Um dos principais pontos do PL é a mudança do regime de concessão para o de autorização. No modelo atual, a agência reguladora elabora o projeto, faz uma licitação e abre para consulta pública. Os especialistas afirmam que nos últimos 13 anos nenhum gasoduto foi construído, por causa do excesso de burocracia. Agora, partirá da empresa privada provocar a agência reguladora, que irá fazer a análise para autorizar ou não as obras. Outra mudança apontada como importante é a obrigação de as companhias — entenda-se Petrobras — compartilharem toda a sua infraestrutura com outras empresas, em caso de subutilização. A ideia, explica o relator do projeto, Laércio Oliveira, é que haja competição em todos os elos da cadeia.

— A agência reguladora terá mais poderes para atuar na sua área de competência. Hoje, a Petrobras vende o gás por um preço fechado. Esse valor compreende parcelas como o custo do gás natural na cabeça do poço, o custo de fazer o escoamento até a costa e o custo de tratamento. O objetivo é que cada etapa desse processo tenha seu preço aberto e haja competição entre os agentes de cada elo da cadeia — disse.

O Brasil hoje consome 80 milhões de m3 de gás por dia, e pelas contas da Abrace mais 50 milhões podem entrar no sistema por aqueles três pequenos trechos: a construção da Rota 3, que vai interligar o pré-sal e a Bacia de Campos ao Comperj, um gasoduto no Porto do Açu, no Rio, e outro no Terminal de Sergipe. Isso poderia ser feito até o final do ano que vem.

— Em Sergipe, o gás chega de navio e fica armazenado em um terminal de gás liquefeito. Apenas um terço desse gás é consumido pela termelétrica de Porto de Sergipe. A ideia é construir um pequeno gasoduto que conecte esse terminal à malha, e com isso o gás excedente possa chegar rapidamente às regiões Sul e Sudeste do país — explica Adrianno Lorenzon.

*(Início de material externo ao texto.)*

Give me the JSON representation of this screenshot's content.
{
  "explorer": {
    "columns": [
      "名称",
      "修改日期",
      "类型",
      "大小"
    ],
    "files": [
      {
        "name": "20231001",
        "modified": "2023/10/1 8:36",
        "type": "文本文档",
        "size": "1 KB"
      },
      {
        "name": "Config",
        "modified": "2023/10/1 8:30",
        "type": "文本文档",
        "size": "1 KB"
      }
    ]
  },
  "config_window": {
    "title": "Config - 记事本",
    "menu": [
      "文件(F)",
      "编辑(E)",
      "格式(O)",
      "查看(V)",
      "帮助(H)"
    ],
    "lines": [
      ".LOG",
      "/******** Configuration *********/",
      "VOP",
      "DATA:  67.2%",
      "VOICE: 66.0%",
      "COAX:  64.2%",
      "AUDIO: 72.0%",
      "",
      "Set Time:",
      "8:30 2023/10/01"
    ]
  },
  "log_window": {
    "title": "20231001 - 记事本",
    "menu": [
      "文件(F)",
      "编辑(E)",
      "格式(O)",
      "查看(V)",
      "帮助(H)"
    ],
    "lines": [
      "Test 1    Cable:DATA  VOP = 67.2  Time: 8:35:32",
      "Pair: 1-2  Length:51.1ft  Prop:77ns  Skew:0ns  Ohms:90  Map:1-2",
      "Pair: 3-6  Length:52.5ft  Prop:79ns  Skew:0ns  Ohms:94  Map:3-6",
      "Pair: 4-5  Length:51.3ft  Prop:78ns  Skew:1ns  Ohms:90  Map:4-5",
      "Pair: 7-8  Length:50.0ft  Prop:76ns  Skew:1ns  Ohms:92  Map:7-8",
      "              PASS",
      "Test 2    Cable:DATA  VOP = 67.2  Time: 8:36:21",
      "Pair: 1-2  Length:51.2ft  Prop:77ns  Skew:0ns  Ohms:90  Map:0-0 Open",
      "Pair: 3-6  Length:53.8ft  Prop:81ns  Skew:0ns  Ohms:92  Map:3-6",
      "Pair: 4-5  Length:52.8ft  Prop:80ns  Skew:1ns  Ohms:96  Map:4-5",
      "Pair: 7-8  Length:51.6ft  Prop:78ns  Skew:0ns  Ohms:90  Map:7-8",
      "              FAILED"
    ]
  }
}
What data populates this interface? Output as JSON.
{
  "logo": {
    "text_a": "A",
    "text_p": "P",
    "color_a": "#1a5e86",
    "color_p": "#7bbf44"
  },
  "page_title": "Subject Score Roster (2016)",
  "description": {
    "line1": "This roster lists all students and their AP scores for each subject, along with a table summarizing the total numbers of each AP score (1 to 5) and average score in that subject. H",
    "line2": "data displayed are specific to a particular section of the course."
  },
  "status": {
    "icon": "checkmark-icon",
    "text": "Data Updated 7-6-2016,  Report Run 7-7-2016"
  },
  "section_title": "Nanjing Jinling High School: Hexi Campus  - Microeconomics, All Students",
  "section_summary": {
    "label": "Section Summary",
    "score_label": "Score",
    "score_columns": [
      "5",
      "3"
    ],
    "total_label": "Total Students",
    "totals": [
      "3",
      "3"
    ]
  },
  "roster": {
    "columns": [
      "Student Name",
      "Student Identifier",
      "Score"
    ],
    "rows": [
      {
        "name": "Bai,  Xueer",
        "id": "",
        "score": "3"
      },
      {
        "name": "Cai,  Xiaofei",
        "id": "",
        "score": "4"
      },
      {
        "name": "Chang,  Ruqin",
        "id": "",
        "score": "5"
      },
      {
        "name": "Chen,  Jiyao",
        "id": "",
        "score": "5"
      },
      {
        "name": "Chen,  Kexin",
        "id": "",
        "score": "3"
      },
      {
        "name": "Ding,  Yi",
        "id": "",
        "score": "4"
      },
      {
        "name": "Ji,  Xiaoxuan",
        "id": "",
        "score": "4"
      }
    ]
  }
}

Há visões divergentes. Na opinião da Abegás e do consultor Adriano Pires, do CBIE, o projeto de lei avança pouco e foi elaborado antes da pandemia, quando o setor de óleo e gás vivia outro momento. Pires argumenta que os investimentos só vão deslanchar se houver garantia de aumento da demanda. Por isso, defende que o PL estabeleça que as termelétricas a gás entrem na base do sistema elétrico, ou seja, que garantam um consumo fixo do produto. O deputado Laércio discorda. Acha que isso é papel da agência reguladora e não deve ser objeto desse projeto de lei.

Há um ano, o setor comemorava um Termo de Compromisso de Cessação (TCC) estabelecido entre o Cade e a Petrobras. Na época, se dizia que era o início do fim do monopólio da empresa. De lá para cá, pouca coisa andou, e a petrolífera foi notificada no final de julho por um possível descumprimento de regras. Agora, as esperanças se voltam a este novo PL do gás.